To plead for tears with alien eyes;
A slender cross of wood alone
Shall say that here a maiden lies
In peace beneath the peaceful skies.

3. And gray old trees of hugest limb

Shall wheel their circling shadows round,
To make the scorching sunlight dim

That drinks the greenness from the ground,
And drop their dead leaves on her mound.

4. When o'er their boughs the squirrels run, And through their leaves the robins call, And, ripening in the autumn sun,

The acorns and the chestnuts fall,
Doubt not that she will heed them all.

5. For her the morning choir shall sing
Its matins from the branches high,
And every minstrel-voice of spring,
That trills beneath the April sky,
Shall greet her with its earliest cry.

6. When, turning round their dial-track,
Eastward the lengthening shadows pass,
Her little mourners, clad in black,
The crickets, sliding through the grass,
Shall pipe for her a requiem mass.

7. At last the rootlets of the trees

Shall find the prison where she lies,
And bear the buried dust they seize
In leaves and blossoms to the skies :
So may the soul that warmed it rise!

8. If any, born of kindlier blood,

Should ask, What maiden lies below?
Say only this: A tender bud,

That tried to blossom in the snow,

Lies withered where the violets blow.
O. W. HOLMES.

LESSON III.

VOCATION.

1. MOTHER MADDALENA stood with her arms folded, and listened this time without interrupting Fleurange. Standing thus motionless in this place, at this evening hour, the noble outlines of her countenance and the long folds of her robe clearly defined against the blue mountains in the distance, and the violet heavens above, the mother might easily have been taken for one of the visions of that country which have been depicted for us and all generations. The illusion would not have been dispelled by the aspect of her who, seated on the low wall of the terrace, was talking with her eyes raised, and with an expression and attitude perfectly adapted to one of those young saints often represented by the inspired artist before the divine and majestic form of the Mother of God.

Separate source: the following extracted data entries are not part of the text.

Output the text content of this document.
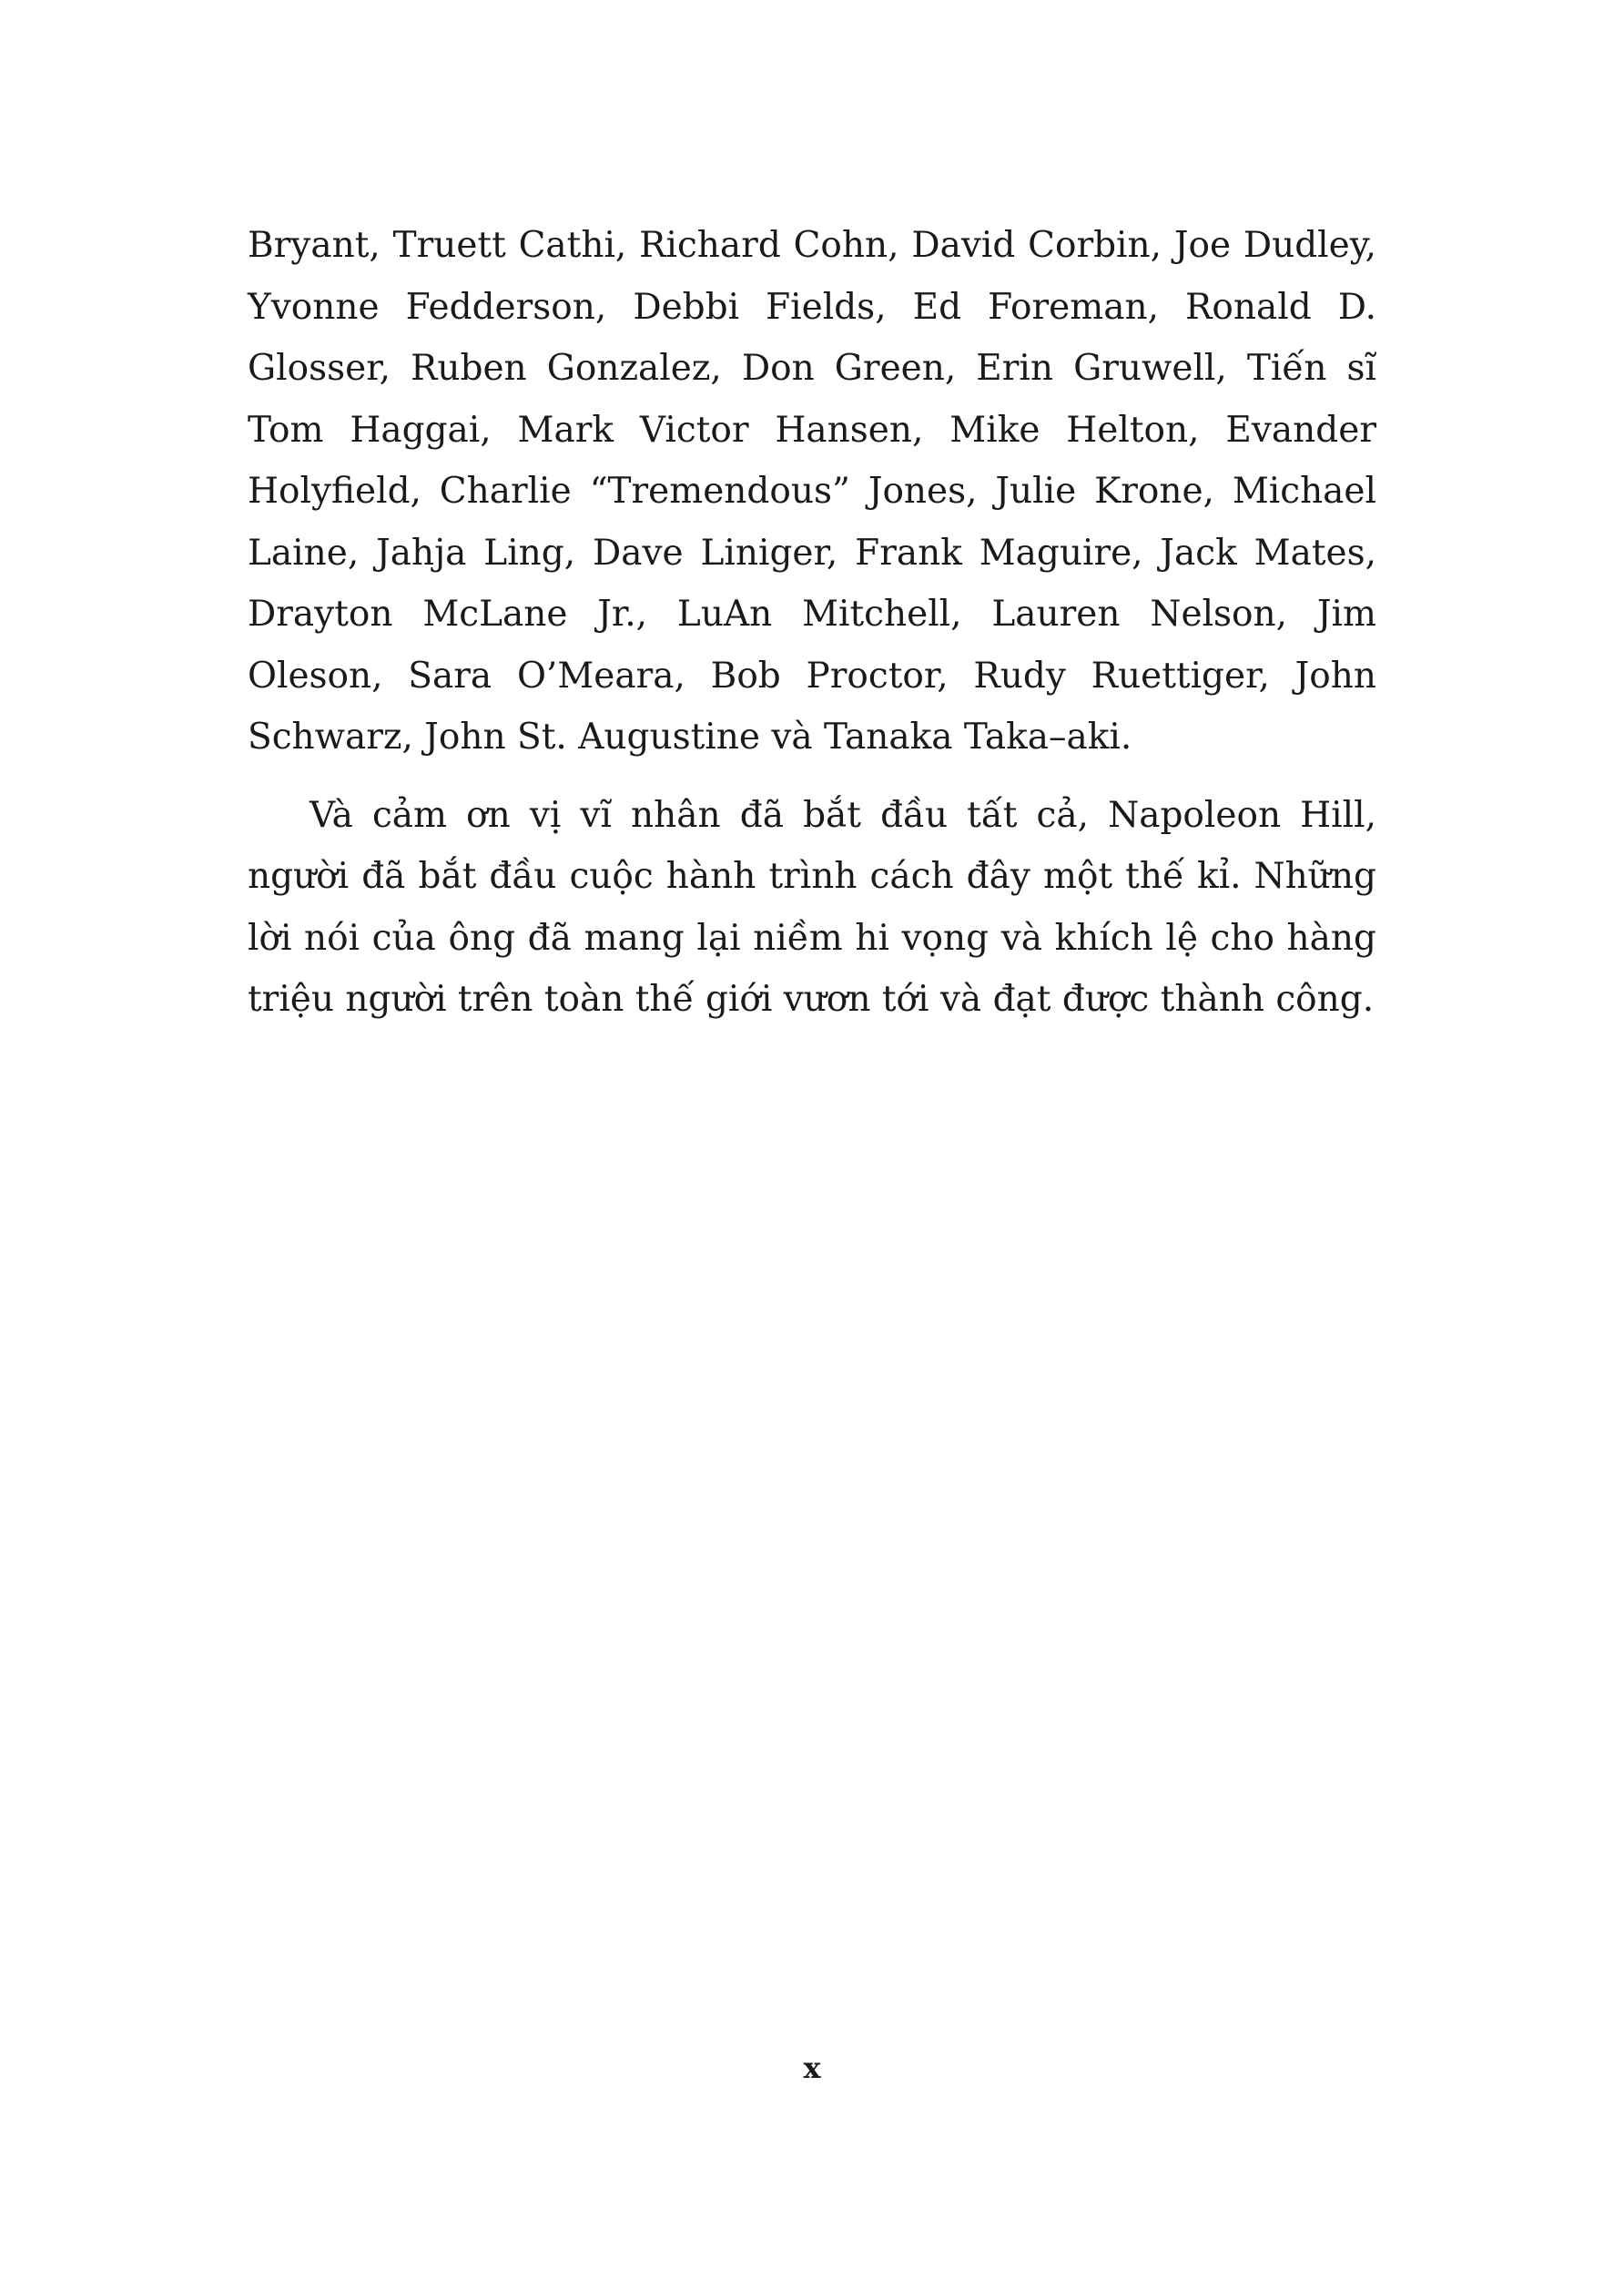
Bryant, Truett Cathi, Richard Cohn, David Corbin, Joe Dudley, Yvonne Fedderson, Debbi Fields, Ed Foreman, Ronald D. Glosser, Ruben Gonzalez, Don Green, Erin Gruwell, Tiến sĩ Tom Haggai, Mark Victor Hansen, Mike Helton, Evander Holyfield, Charlie “Tremendous” Jones, Julie Krone, Michael Laine, Jahja Ling, Dave Liniger, Frank Maguire, Jack Mates, Drayton McLane Jr., LuAn Mitchell, Lauren Nelson, Jim Oleson, Sara O’Meara, Bob Proctor, Rudy Ruettiger, John Schwarz, John St. Augustine và Tanaka Taka–aki.

Và cảm ơn vị vĩ nhân đã bắt đầu tất cả, Napoleon Hill, người đã bắt đầu cuộc hành trình cách đây một thế kỉ. Những lời nói của ông đã mang lại niềm hi vọng và khích lệ cho hàng triệu người trên toàn thế giới vươn tới và đạt được thành công.

x
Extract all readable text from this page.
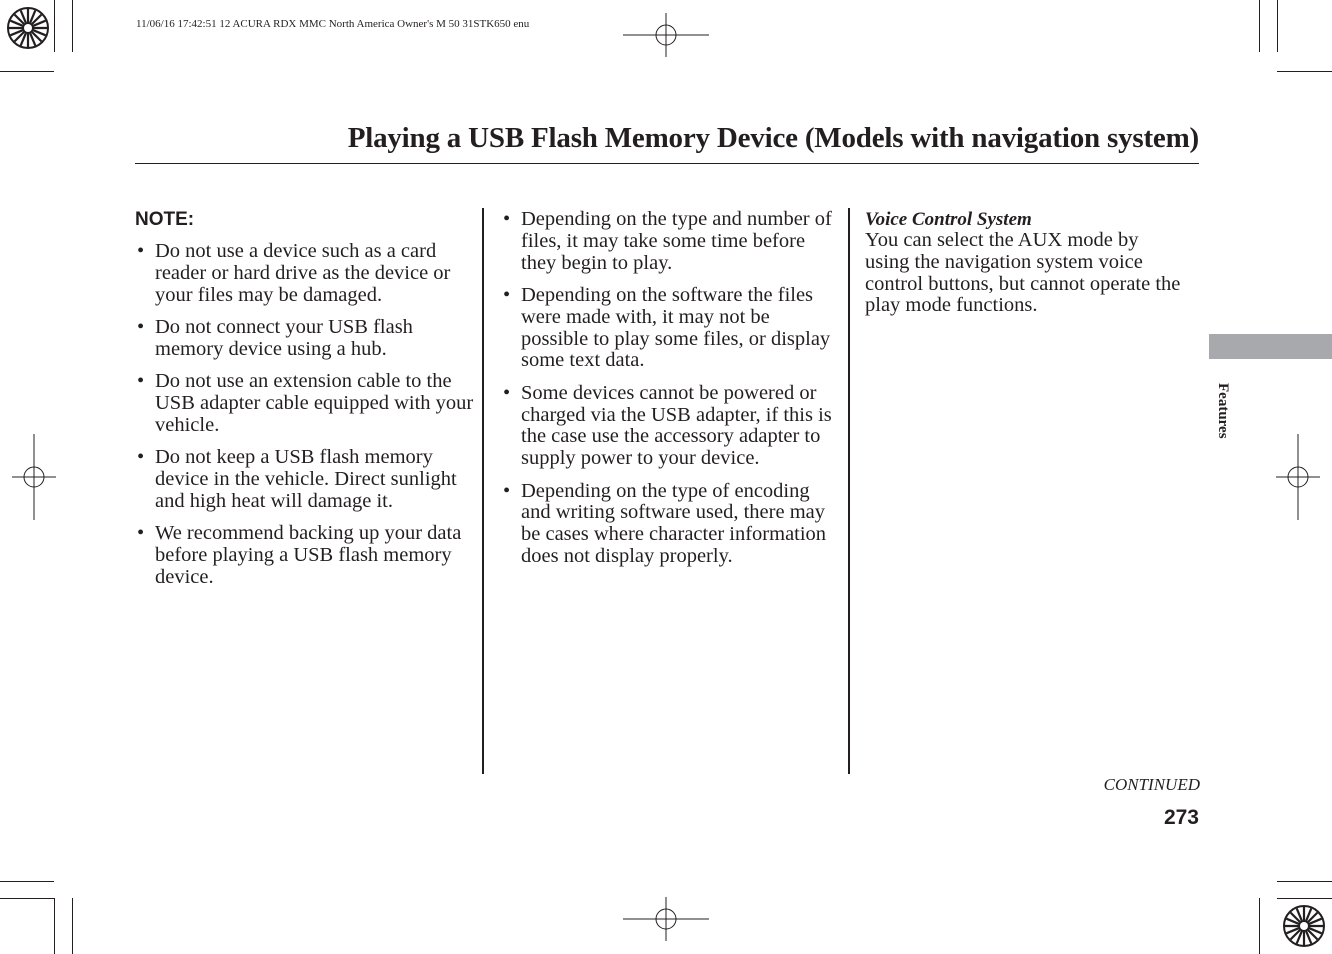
11/06/16 17:42:51 12 ACURA RDX MMC North America Owner's M 50 31STK650 enu
Playing a USB Flash Memory Device (Models with navigation system)
NOTE:
• Do not use a device such as a card reader or hard drive as the device or your files may be damaged.
• Do not connect your USB flash memory device using a hub.
• Do not use an extension cable to the USB adapter cable equipped with your vehicle.
• Do not keep a USB flash memory device in the vehicle. Direct sunlight and high heat will damage it.
• We recommend backing up your data before playing a USB flash memory device.
• Depending on the type and number of files, it may take some time before they begin to play.
• Depending on the software the files were made with, it may not be possible to play some files, or display some text data.
• Some devices cannot be powered or charged via the USB adapter, if this is the case use the accessory adapter to supply power to your device.
• Depending on the type of encoding and writing software used, there may be cases where character information does not display properly.
Voice Control System

You can select the AUX mode by using the navigation system voice control buttons, but cannot operate the play mode functions.

Features
CONTINUED
273
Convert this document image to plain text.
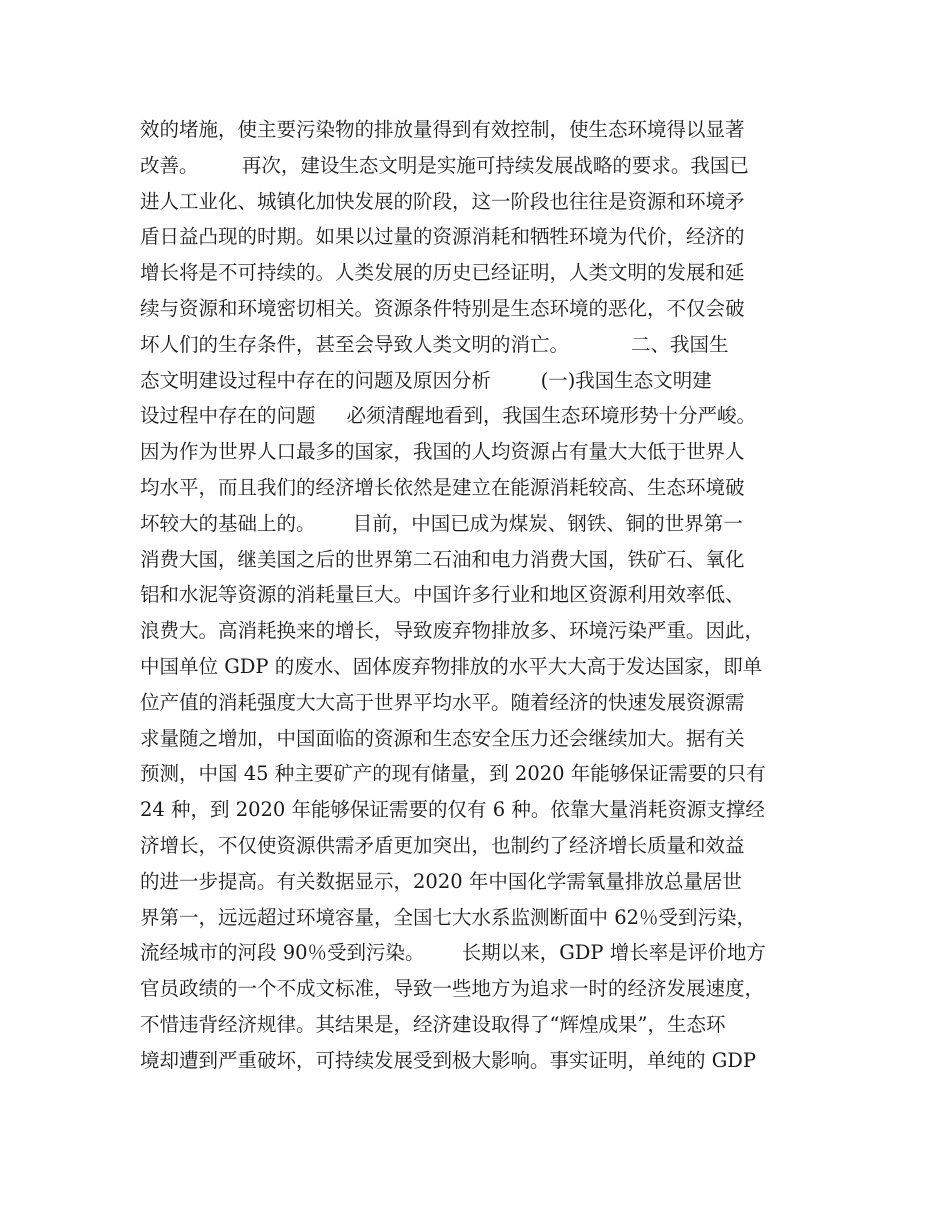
效的堵施，使主要污染物的排放量得到有效控制，使生态环境得以显著
改善。       再次，建设生态文明是实施可持续发展战略的要求。我国已
进人工业化、城镇化加快发展的阶段，这一阶段也往往是资源和环境矛
盾日益凸现的时期。如果以过量的资源消耗和牺牲环境为代价，经济的
增长将是不可持续的。人类发展的历史已经证明，人类文明的发展和延
续与资源和环境密切相关。资源条件特别是生态环境的恶化，不仅会破
坏人们的生存条件，甚至会导致人类文明的消亡。          二、我国生
态文明建设过程中存在的问题及原因分析        (一)我国生态文明建
设过程中存在的问题     必须清醒地看到，我国生态环境形势十分严峻。
因为作为世界人口最多的国家，我国的人均资源占有量大大低于世界人
均水平，而且我们的经济增长依然是建立在能源消耗较高、生态环境破
坏较大的基础上的。      目前，中国已成为煤炭、钢铁、铜的世界第一
消费大国，继美国之后的世界第二石油和电力消费大国，铁矿石、氧化
铝和水泥等资源的消耗量巨大。中国许多行业和地区资源利用效率低、
浪费大。高消耗换来的增长，导致废弃物排放多、环境污染严重。因此，
中国单位 GDP 的废水、固体废弃物排放的水平大大高于发达国家，即单
位产值的消耗强度大大高于世界平均水平。随着经济的快速发展资源需
求量随之增加，中国面临的资源和生态安全压力还会继续加大。据有关
预测，中国 45 种主要矿产的现有储量，到 2020 年能够保证需要的只有
24 种，到 2020 年能够保证需要的仅有 6 种。依靠大量消耗资源支撑经
济增长，不仅使资源供需矛盾更加突出，也制约了经济增长质量和效益
的进一步提高。有关数据显示，2020 年中国化学需氧量排放总量居世
界第一，远远超过环境容量，全国七大水系监测断面中 62％受到污染，
流经城市的河段 90％受到污染。      长期以来，GDP 增长率是评价地方
官员政绩的一个不成文标准，导致一些地方为追求一时的经济发展速度，
不惜违背经济规律。其结果是，经济建设取得了“辉煌成果”，生态环
境却遭到严重破坏，可持续发展受到极大影响。事实证明，单纯的 GDP
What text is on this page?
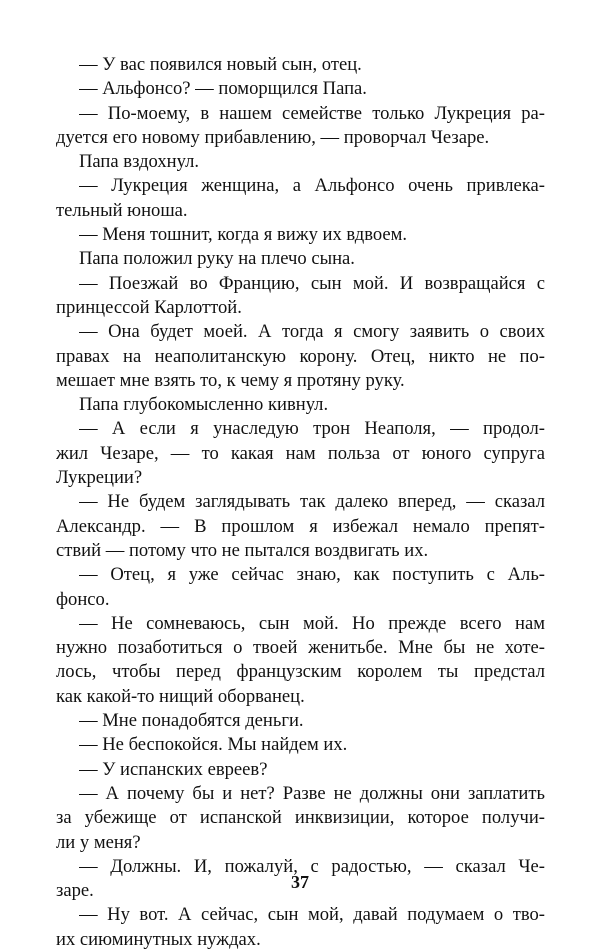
— У вас появился новый сын, отец.
— Альфонсо? — поморщился Папа.
— По-моему, в нашем семействе только Лукреция ра-
дуется его новому прибавлению, — проворчал Чезаре.
Папа вздохнул.
— Лукреция женщина, а Альфонсо очень привлека-
тельный юноша.
— Меня тошнит, когда я вижу их вдвоем.
Папа положил руку на плечо сына.
— Поезжай во Францию, сын мой. И возвращайся с
принцессой Карлоттой.
— Она будет моей. А тогда я смогу заявить о своих
правах на неаполитанскую корону. Отец, никто не по-
мешает мне взять то, к чему я протяну руку.
Папа глубокомысленно кивнул.
— А если я унаследую трон Неаполя, — продол-
жил Чезаре, — то какая нам польза от юного супруга
Лукреции?
— Не будем заглядывать так далеко вперед, — сказал
Александр. — В прошлом я избежал немало препят-
ствий — потому что не пытался воздвигать их.
— Отец, я уже сейчас знаю, как поступить с Аль-
фонсо.
— Не сомневаюсь, сын мой. Но прежде всего нам
нужно позаботиться о твоей женитьбе. Мне бы не хоте-
лось, чтобы перед французским королем ты предстал
как какой-то нищий оборванец.
— Мне понадобятся деньги.
— Не беспокойся. Мы найдем их.
— У испанских евреев?
— А почему бы и нет? Разве не должны они заплатить
за убежище от испанской инквизиции, которое получи-
ли у меня?
— Должны. И, пожалуй, с радостью, — сказал Че-
заре.
— Ну вот. А сейчас, сын мой, давай подумаем о тво-
их сиюминутных нуждах.
37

2. "Well, my dear mother, what do you say?" asked Fleurange, after waiting a long time, and seeing the mother looking at her and gently shaking her head without any other reply.

3. "Before answering you," replied she at last, "let me ask this question: Do you think it allowable to consecrate one's self to God in the religious life without a vocation?"

"Assuredly not."

"And do you know what a vocation is?" said she very slowly.

Fleurange hesitated.

"I thought I knew, but

you ask in such a way as to make me feel now I do not."